The fact that this study was carried out for fifty minutes, on a particular day and time, could suggest that these results are only applicable to that day. Therefore to gain more insight into the behaviour of such an animal, more research needs to be done on the animal at different times of the day, but under the same weather conditions. This would determine if the time of the day has any affect on the behaviour of such an animal. It may also be advisable to determine whether the type of weather has any affect on the behaviour of such animals. As it was a particularly hot day, the effect of the temperature may have forced animals to move away from each other.
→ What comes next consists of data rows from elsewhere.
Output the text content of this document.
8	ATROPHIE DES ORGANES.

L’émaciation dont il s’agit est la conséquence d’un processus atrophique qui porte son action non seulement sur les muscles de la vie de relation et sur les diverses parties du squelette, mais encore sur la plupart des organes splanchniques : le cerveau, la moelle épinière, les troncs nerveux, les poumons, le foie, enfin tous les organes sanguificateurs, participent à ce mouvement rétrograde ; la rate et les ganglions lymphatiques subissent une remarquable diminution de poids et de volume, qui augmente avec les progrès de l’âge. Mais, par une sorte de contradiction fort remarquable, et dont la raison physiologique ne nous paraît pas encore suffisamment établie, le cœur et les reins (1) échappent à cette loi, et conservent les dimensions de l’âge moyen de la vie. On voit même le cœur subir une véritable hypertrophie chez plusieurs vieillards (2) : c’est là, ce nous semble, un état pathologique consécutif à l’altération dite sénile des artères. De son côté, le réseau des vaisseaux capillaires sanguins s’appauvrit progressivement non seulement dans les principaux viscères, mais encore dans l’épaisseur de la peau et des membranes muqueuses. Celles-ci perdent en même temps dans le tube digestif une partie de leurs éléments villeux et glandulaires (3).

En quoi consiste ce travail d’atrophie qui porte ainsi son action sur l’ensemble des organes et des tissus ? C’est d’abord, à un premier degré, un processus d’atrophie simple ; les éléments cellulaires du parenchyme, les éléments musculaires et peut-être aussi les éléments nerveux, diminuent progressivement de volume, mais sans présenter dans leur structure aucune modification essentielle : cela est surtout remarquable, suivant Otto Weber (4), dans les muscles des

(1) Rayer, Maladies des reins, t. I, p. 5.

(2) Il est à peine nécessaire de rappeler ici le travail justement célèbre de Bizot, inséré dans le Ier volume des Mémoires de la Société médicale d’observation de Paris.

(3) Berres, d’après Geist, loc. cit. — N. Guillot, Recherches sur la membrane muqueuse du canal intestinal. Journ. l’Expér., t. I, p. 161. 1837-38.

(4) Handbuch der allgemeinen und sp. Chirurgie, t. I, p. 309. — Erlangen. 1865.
The relevance of this fieldwork trip for AS/A2 biology
There are three main exam boards for AS/A2 biology in England; these are AQA, Edexcel and OCR. To determine the suitability of this type of fieldwork trip, I must first discover the syllabus requirements of the above exam boards.
AQA requirements;
“It is expected that candidates will carry out fieldwork involving the collection of quantitative data from at least one habitat and the application of elementary statistical analysis to the results”. (Taken from www.aqa.org.uk)
Edexcel and OCR
“Candidates should be able to understand the effects of biotic and abiotic factors on the distribution of organisms in a terrestrial and an aquatic habitat; describe qualitative and quantitative field techniques, including different methods of sampling used to investigate the distribution of organisms in a specific terrestrial, freshwater or marine littoral habitat. Practical work to include the study of the distribution of plants and animals in at least one habitat and investigations of the influence of abiotic factors on them.” (Taken from www.edexcel.org and www.ocr.org).
The work that we have carried out during our field trip clearly, meets all of the requirements of the above exam boards for both AS and A level biology. The data collected also enables candidates to analyse the results via statistical means.